Un problema politico, apparentemente accantonato, turba il sonno di molti dirigenti di partito: la successione a Giorgio Napolitano. Che dipenderà dall'esito delle elezioni prossime. La sinistra è (sempre meno) convinta di vincerle con le mani in tasca. Comunque, i progressisti non sono compatti e non sarà facile per loro accordarsi su un nome che ottenga l'unanimità. La maggioranza inoltre potrebbe essere tale, a spoglio avvenuto, soltanto con la cooptazione di Mario Monti. Il quale però non sarebbe garanzia di stabilità: che posizione assumerebbe, per esempio, Nichi Vendola? E Gianfranco Fini e Pier Ferdinando Casini?
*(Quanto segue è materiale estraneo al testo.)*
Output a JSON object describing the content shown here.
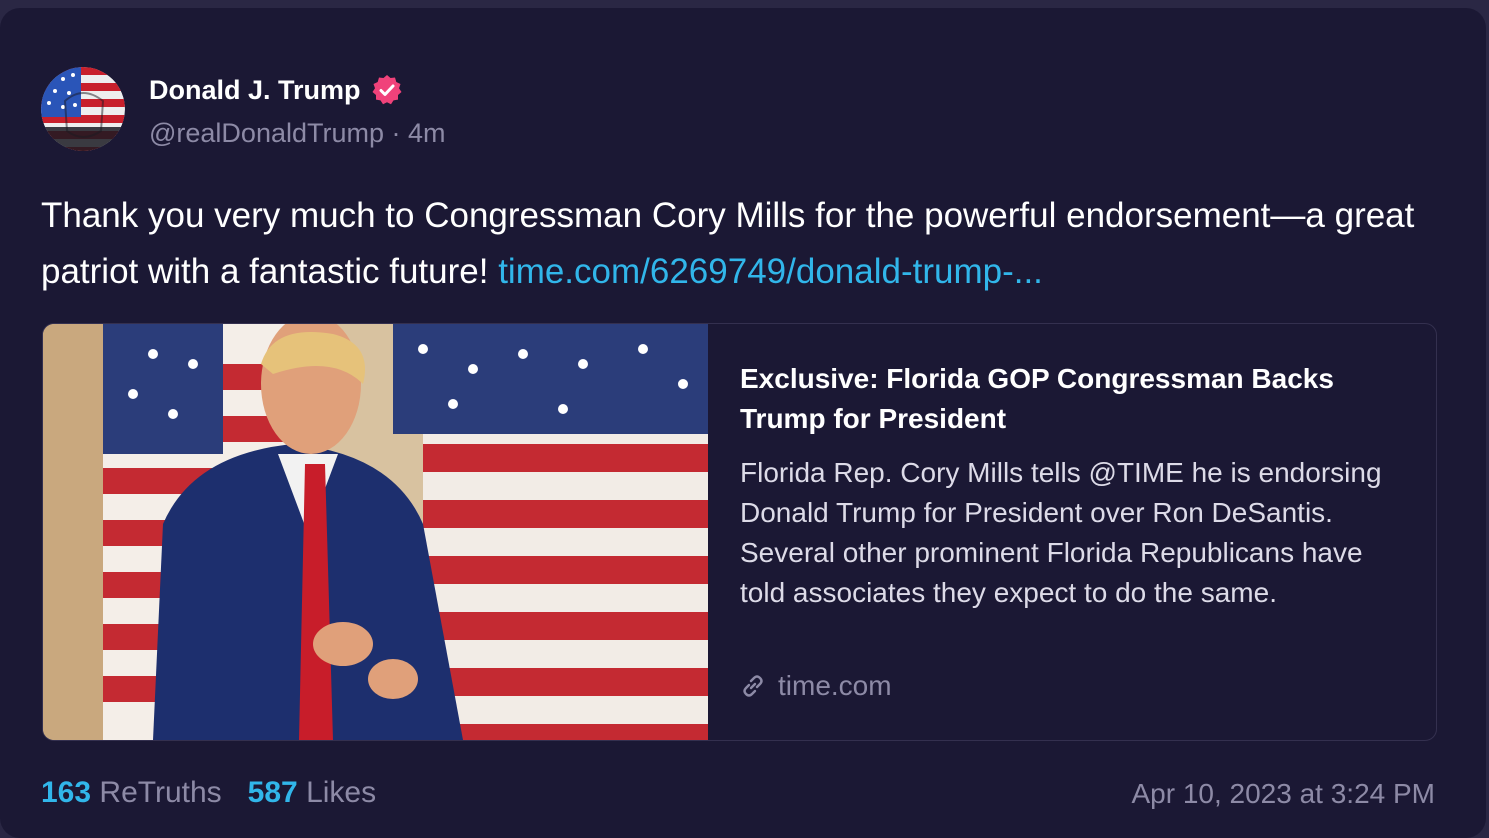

Questo per dire che, al momento di scegliere la persona da destinare al Quirinale, si scatenerebbe la guerriglia tra compagni vecchi e compagni di strada. Consapevoli di ciò, i democratici e affini si sono un po' ammorbiditi nei confronti del centrodestra: sperano di trovare un uomo (o una donna) in grado di calamitare voti di entrambi gli schieramenti. Chi? Si tratta sotto banco: discussioni informali, Tizio che sonda Caio che riferisce a Sempronio. Per adesso, la preoccupazione dei negoziatori è stare lontani da orecchi indiscreti: se i giornalisti vengono a sapere, addio, salta tutto.
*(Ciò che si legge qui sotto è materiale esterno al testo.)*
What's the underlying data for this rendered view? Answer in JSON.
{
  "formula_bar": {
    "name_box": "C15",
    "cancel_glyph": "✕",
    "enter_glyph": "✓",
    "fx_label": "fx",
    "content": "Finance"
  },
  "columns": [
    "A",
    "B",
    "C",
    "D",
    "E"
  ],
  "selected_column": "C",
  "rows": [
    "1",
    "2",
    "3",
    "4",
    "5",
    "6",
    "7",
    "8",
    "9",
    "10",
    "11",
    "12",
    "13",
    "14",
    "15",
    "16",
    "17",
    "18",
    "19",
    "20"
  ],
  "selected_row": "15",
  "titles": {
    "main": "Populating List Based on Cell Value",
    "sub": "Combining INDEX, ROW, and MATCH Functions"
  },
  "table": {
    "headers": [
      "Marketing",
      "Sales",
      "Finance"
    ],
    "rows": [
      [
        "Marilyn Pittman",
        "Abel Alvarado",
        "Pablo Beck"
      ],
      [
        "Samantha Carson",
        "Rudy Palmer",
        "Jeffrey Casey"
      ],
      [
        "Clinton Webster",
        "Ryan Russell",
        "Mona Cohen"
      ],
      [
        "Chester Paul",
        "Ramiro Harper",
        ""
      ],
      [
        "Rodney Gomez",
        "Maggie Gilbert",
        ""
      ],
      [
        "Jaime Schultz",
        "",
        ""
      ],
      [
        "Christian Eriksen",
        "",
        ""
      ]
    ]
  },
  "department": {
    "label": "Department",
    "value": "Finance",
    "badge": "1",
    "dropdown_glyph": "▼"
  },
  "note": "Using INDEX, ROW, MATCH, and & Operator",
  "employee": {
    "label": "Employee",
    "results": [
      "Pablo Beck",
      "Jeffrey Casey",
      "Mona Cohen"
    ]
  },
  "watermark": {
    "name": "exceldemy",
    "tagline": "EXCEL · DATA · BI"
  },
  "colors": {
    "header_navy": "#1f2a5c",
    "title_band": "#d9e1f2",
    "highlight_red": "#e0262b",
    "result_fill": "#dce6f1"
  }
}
Siamo alle solite: i nemici della Casta sono i cronisti che riportano i fatti pur nella certezza di essere poi smentiti. D'altronde, i politici sono così: non se la pigliano con la realtà, ma con lo specchio - noi - che la riflette. Nel caso in questione, come sempre, il riserbo è andato a farsi friggere: i candidati del Pd, tramontata l'ipotesi Mario Monti, il quale si è messo di traverso rispetto ai desideri di Pier Luigi Bersani (che lo voleva super partes, non comiziante), sono per ora quattro, due d'ufficio, Massimo D'Alema e Anna Finocchiaro, uno di riserva, Giuliano Amato, e un jolly, Romano Prodi. Chi la spunterà?
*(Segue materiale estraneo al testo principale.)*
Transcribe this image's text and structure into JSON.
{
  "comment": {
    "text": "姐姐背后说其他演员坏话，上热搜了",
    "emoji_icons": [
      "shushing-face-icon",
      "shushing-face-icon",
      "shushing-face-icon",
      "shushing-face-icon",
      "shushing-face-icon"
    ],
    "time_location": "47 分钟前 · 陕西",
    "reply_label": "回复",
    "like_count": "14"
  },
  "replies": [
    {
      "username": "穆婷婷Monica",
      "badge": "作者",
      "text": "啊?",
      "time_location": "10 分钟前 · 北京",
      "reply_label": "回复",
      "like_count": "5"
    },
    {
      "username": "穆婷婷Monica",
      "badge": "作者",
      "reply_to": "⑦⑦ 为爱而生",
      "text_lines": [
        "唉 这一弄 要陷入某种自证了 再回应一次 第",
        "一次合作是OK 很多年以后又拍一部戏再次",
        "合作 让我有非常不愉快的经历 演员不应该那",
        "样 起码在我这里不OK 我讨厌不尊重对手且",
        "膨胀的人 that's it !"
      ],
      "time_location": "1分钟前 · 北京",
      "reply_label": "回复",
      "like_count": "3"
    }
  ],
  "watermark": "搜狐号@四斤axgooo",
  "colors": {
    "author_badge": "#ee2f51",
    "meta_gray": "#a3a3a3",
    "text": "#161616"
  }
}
D'Alema era in lizza già sette anni orsono e sembrava potesse farcela. Teoricamente la sua coalizione aveva i numeri per imporlo. Ma, quando i giochi stavano per chiudersi, qualcosa non girò per il verso giusto: scattarono veti all'interno dei Ds (allora il partito si chiamava così) e D'Alema venne scartato benché l'opposizione non gli fosse ostile. Ora gli scenari sono mutati. E colui che fu il primo presidente del Consiglio rosso ha le carte in regola per rialzare il capino: s'è tolto dalla bagarre elettorale, non si presenta alle elezioni, è stato assai critico circa l'ingresso in politica del premier tecnico, gli piace dimostrare di essere distaccato da ogni bega di segreteria e, in occasione delle primarie, non ha esitato a fiancheggiare il più forte, Bersani, impegnato contro Matteo Renzi.
Insomma, egli si è creato un piedistallo di credibilità. Un personaggio adatto al Quirinale. Ma l'esperienza insegna che sul Colle non arriva quasi mai il favorito, manco fosse vittima di una maledizione. In questa circostanza, segnaliamo che qualcuno nel Pd desidera scegliere per l'ambita poltrona una donna. Chi è? Elementare: la Finocchiaro, persona stimabile a prescindere dalle visite (con scorta servizievole) all'Ikea.
Qui però è utile una riflessione: sia D'Alema sia la signora siciliana sono ex comunisti. Non importa? Importa importa. Qualora non importasse, avremmo un ex comunista a Palazzo Chigi, Bersani, e un ex comunista al Quirinale che subentra a un altro ex comunista, Napolitano. Troppo. No se puede no. Va bene che i comunisti non ci sono più (si vergognano addirittura di esserlo stati), ma gli anticomunisti ci sono ancora e non si vergognano affatto di esserlo. Quindi? Gli è tutto da rifare.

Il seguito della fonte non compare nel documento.